Who can be a resident ?
Most residents are in their seventies or eighties or older. There is no upper age limit, but people below 55 years of age are not usually accepted.
We offer equal and fair access to all, regardless of gender, race, colour or religion. Low income is not of itself a barrier, as housing and other benefits may be utilised.
It is important, though, that new residents are in reasonably good health and active. More specifically, the following criteria are used:
Mobility: Residents should be able to get around the house on their own, at least from their room to the dining-room, using walking aids or a wheelchair if necessary. They should be able to eat unaided.
Continence: Residents should be continent and able to use the toilet unaided.
Physical health: Residents should not be suffering a known, serious illness likely to produce significant debility or special care needs in the foreseeable future.

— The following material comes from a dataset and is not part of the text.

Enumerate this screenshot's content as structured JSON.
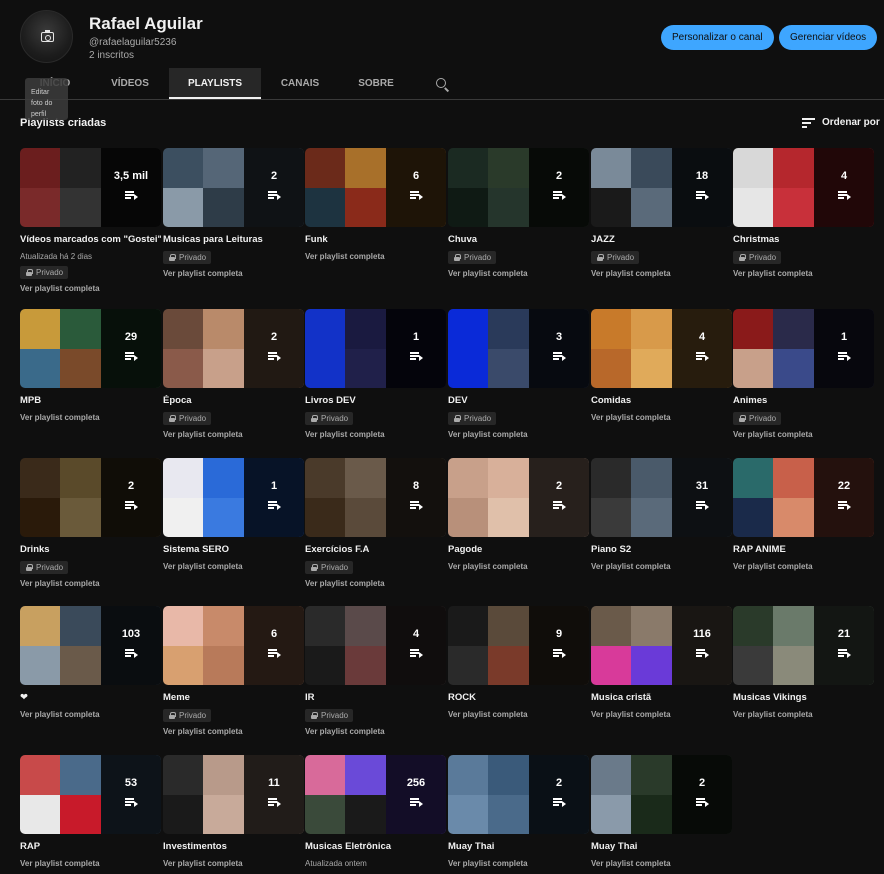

Mental health: Residents should be alert, capable of making their own decisions and administering their own medication. They should not have unstable mental illness or progressive degenerative disorders.
We can accept new residents who already have a carer: if the same person can remain involved, it eases the transition.
We aim for residents to stay as long as possible. We normally hold reviews annually with each resident and their sponsor to assess how they are coping, and more frequently if there is any marked deterioration in their conditions, or problems. If it seems that the resident is reaching a point where they need more support than the Society and carers can give, we will help the resident and their sponsor to find suitable, alternative accommodation.